TEHRAN, Jan. 18 (MNA) – A stolen 15th-century book by the famed Persian poet Hafez has been recovered by a Dutch art detective after years of changing hands from one country to another.

According to the reports, the gold-leafed volume worth around $1.1 million, which Iranian authorities are trying to return home, was found to be missing from the collection of an Iranian antiques dealer after his death in Germany in 2007.

Dutch art detective Arthur Brand, dubbed the “Indiana Jones of the Art World” for tracing a series of lost works, tracked down the tome via the murky stolen arts underworld.

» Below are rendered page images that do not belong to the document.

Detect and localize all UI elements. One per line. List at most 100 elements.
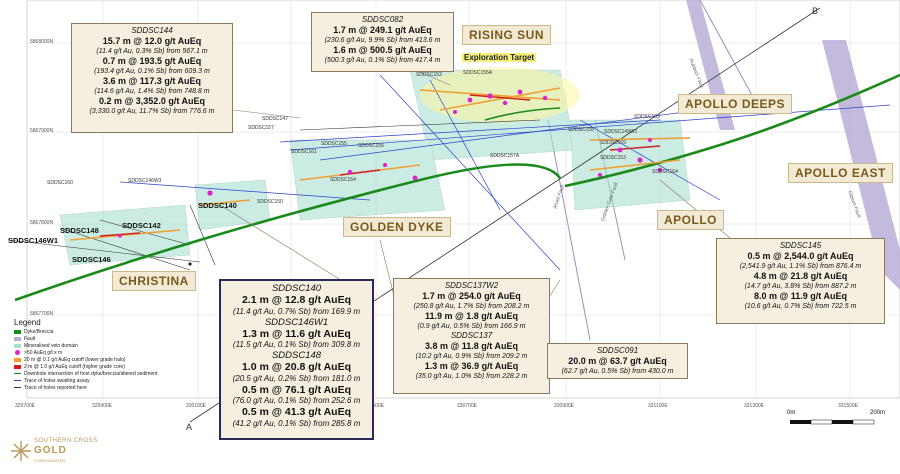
legend-swatch <box>14 373 21 374</box>
callout-box-sddsc145: SDDSC145 0.5 m @ 2,544.0 g/t AuEq (2,541… <box>716 238 885 324</box>
legend-label: 2 m @ 1.0 g/t AuEq cutoff (higher grade … <box>24 363 125 370</box>
legend-label: Dyke/Breccia <box>24 328 54 335</box>
legend-swatch <box>14 387 21 388</box>
hole-label: SDDSC140 <box>198 201 237 210</box>
logo-star-icon <box>11 441 31 461</box>
hole-label: SDDSC149W1 <box>604 129 638 135</box>
callout-detail: (11.4 g/t Au, 0.3% Sb) from 567.1 m <box>96 48 208 55</box>
legend-label: Downhole intersection of host dyke/brecc… <box>24 370 158 377</box>
callout-box-sddsc091: SDDSC091 20.0 m @ 63.7 g/t AuEq (62.7 g/… <box>547 343 688 379</box>
legend-label: 20 m @ 0.1 g/t AuEq cutoff (lower grade … <box>24 356 126 363</box>
callout-detail: (10.6 g/t Au, 0.7% Sb) from 722.5 m <box>744 303 857 310</box>
northing-label: 5867900N <box>30 128 54 134</box>
legend-item: >50 AuEq g/t x m <box>14 349 174 356</box>
area-label-apollo-deeps: APOLLO DEEPS <box>678 94 793 114</box>
callout-interval: 1.7 m @ 254.0 g/t AuEq <box>422 291 521 301</box>
legend-item: Downhole intersection of host dyke/brecc… <box>14 370 174 377</box>
area-label-golden-dyke: GOLDEN DYKE <box>343 217 451 237</box>
callout-interval: 0.5 m @ 41.3 g/t AuEq <box>241 406 352 418</box>
legend-item: Dyke/Breccia <box>14 328 174 335</box>
callout-interval: 15.7 m @ 12.0 g/t AuEq <box>102 36 202 46</box>
callout-interval: 3.6 m @ 117.3 g/t AuEq <box>103 76 201 86</box>
callout-hole-id: SDDSC082 <box>361 15 404 24</box>
callout-detail: (193.4 g/t Au, 0.1% Sb) from 609.3 m <box>94 68 210 75</box>
legend-label: >50 AuEq g/t x m <box>24 349 63 356</box>
callout-interval: 11.9 m @ 1.8 g/t AuEq <box>425 311 518 321</box>
hole-label: SDDSC163 <box>634 114 660 120</box>
easting-label: 331100E <box>648 403 668 409</box>
easting-label: 330500E <box>364 403 385 409</box>
hole-label: SDDSC157A <box>490 153 520 159</box>
callout-interval: 1.7 m @ 249.1 g/t AuEq <box>333 25 432 35</box>
callout-interval: 0.2 m @ 3,352.0 g/t AuEq <box>99 96 205 106</box>
callout-box-sddsc144: SDDSC144 15.7 m @ 12.0 g/t AuEq (11.4 g/… <box>71 23 233 133</box>
area-label-apollo: APOLLO <box>657 210 724 230</box>
callout-detail: (11.4 g/t Au, 0.7% Sb) from 169.9 m <box>232 306 361 316</box>
company-logo: SOUTHERN CROSS GOLD CONSOLIDATED <box>8 434 103 470</box>
callout-box-sddsc082: SDDSC082 1.7 m @ 249.1 g/t AuEq (230.6 g… <box>311 12 454 72</box>
hole-label: SDDSC158 <box>568 127 594 133</box>
hole-label: SDDSC156 <box>358 143 384 149</box>
callout-detail: (41.2 g/t Au, 0.1% Sb) from 285.8 m <box>232 418 361 428</box>
easting-label: 330900E <box>554 403 575 409</box>
callout-detail: (0.9 g/t Au, 0.5% Sb) from 166.9 m <box>417 323 526 330</box>
callout-interval: 1.6 m @ 500.5 g/t AuEq <box>333 45 432 55</box>
legend-label: Mineralised vein domain <box>24 342 78 349</box>
hole-label: SDDSC152 <box>416 72 442 78</box>
area-label-christina: CHRISTINA <box>112 271 196 291</box>
hole-label: SDDSC164 <box>652 169 678 175</box>
callout-detail: (250.8 g/t Au, 1.7% Sb) from 208.2 m <box>413 303 530 310</box>
area-label-rising-sun: RISING SUN <box>462 25 552 45</box>
callout-hole-id: SDDSC091 <box>596 346 639 355</box>
callout-detail: (14.7 g/t Au, 3.8% Sb) from 887.2 m <box>744 283 857 290</box>
hole-label: SDDSC160 <box>47 180 73 186</box>
marker-dot <box>188 262 192 266</box>
scale-end-label: 200m <box>870 410 886 416</box>
callout-detail: (114.6 g/t Au, 1.4% Sb) from 748.8 m <box>94 88 210 95</box>
callout-interval: 1.3 m @ 11.6 g/t AuEq <box>242 327 351 340</box>
hole-label: SDDSC142 <box>122 221 161 230</box>
hole-label: SDDSC159 <box>600 140 626 146</box>
legend-swatch <box>14 357 21 362</box>
easting-label: 329700E <box>15 403 36 409</box>
legend-label: Fault <box>24 335 36 342</box>
callout-box-sddsc140-146w1-148: SDDSC140 2.1 m @ 12.8 g/t AuEq (11.4 g/t… <box>219 279 374 440</box>
legend-label: Trace of holes reported here <box>24 384 87 391</box>
legend-item: Trace of holes awaiting assay <box>14 377 174 384</box>
callout-hole-id: SDDSC140 <box>271 283 322 294</box>
legend-swatch <box>15 350 20 355</box>
legend-label: Trace of holes awaiting assay <box>24 377 90 384</box>
section-label-b: B <box>812 6 819 16</box>
section-label-a: A <box>186 422 193 432</box>
scale-bar <box>790 419 875 425</box>
hole-label: SDDSC150 <box>257 199 283 205</box>
callout-detail: (230.6 g/t Au, 9.9% Sb) from 413.6 m <box>324 37 441 44</box>
easting-label: 330100E <box>186 403 207 409</box>
callout-hole-id: SDDSC145 <box>779 241 822 250</box>
northing-label: 5868000N <box>30 39 54 45</box>
callout-interval: 0.5 m @ 2,544.0 g/t AuEq <box>747 251 854 261</box>
callout-detail: (500.3 g/t Au, 0.1% Sb) from 417.4 m <box>324 57 441 64</box>
callout-interval: 0.5 m @ 76.1 g/t AuEq <box>241 383 352 396</box>
callout-detail: (2,541.9 g/t Au, 1.1% Sb) from 876.4 m <box>739 263 862 270</box>
callout-detail: (20.5 g/t Au, 0.2% Sb) from 181.0 m <box>232 373 361 383</box>
callout-hole-id: SDDSC144 <box>131 26 173 35</box>
callout-hole-id: SDDSC137 <box>450 331 493 340</box>
callout-hole-id: SDDSC148 <box>271 350 322 361</box>
northing-label: 5867800N <box>30 220 54 226</box>
callout-interval: 1.0 m @ 20.8 g/t AuEq <box>241 361 352 373</box>
callout-hole-id: SDDSC137W2 <box>444 281 499 290</box>
northing-label: 5867700N <box>30 311 54 317</box>
hole-label: SDDSC147 <box>262 116 288 122</box>
logo-text: CONSOLIDATED <box>34 458 66 463</box>
easting-label: 331300E <box>744 403 765 409</box>
legend-items: Dyke/Breccia Fault Mineralised vein domain… <box>14 328 174 391</box>
legend-swatch <box>14 380 21 381</box>
callout-interval: 20.0 m @ 63.7 g/t AuEq <box>568 356 667 366</box>
legend-title: Legend <box>14 318 41 327</box>
hole-label: SDDSC146W1 <box>8 236 59 245</box>
callout-detail: (11.5 g/t Au, 0.1% Sb) from 309.8 m <box>232 340 361 349</box>
hole-label: SDDSC154 <box>330 177 356 183</box>
legend-item: 2 m @ 1.0 g/t AuEq cutoff (higher grade … <box>14 363 174 370</box>
callout-detail: (62.7 g/t Au, 0.5% Sb) from 430.0 m <box>561 368 674 375</box>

“This is a hugely important find for me, because this is such an important book,” Brand said as he showed AFP the recovered book at an Amsterdam apartment, according to the report.

The theft of the manuscript, which dates from 1462 to 1463, was discovered by the family of book dealer Djafar Ghazy after he died in an old people’s home in Munich in 2007.

While going through Ghazy’s computer, they realized the reclusive pensioner had in fact collected hundreds of ancient manuscripts — but that they were all gone.

In 2011 German police recovered 174 of them raiding the home of another Iranian pensioner who had befriended Ghazy. 

“But the most important piece, one of the earliest and most accurate copies of the famous ‘Divan of Hafez,’ was still missing,” said Brand.

German police announced a 50,000-euro reward and issued a flyer describing the book in 2016 but there was still no trace of it, until late 2018.

Iran had already shown an interest in the case, saying it would take “all legal means” to get back the manuscripts that were found in 2011, after Germany gave two back but decided most of the rest were legally owned by the collector, German news reports said.

Meanwhile, Brand said he will travel to Munich next Wednesday to return the Divan to German police.

Experts said this edition could be of great historical and literary value for scholars and admirers of Hafez, one of the best known mystical poets in the world and praised by American essayist Ralph Waldo Emerson as the “Prince of Persian poets.”

The recovered book is “one of a handful still in existence,” Dominic Parviz Brookshaw, associate professor of Persian literature at Oxford University, told AFP. “It’s an extremely early edition — although not the earliest — which would make it very rare and valuable."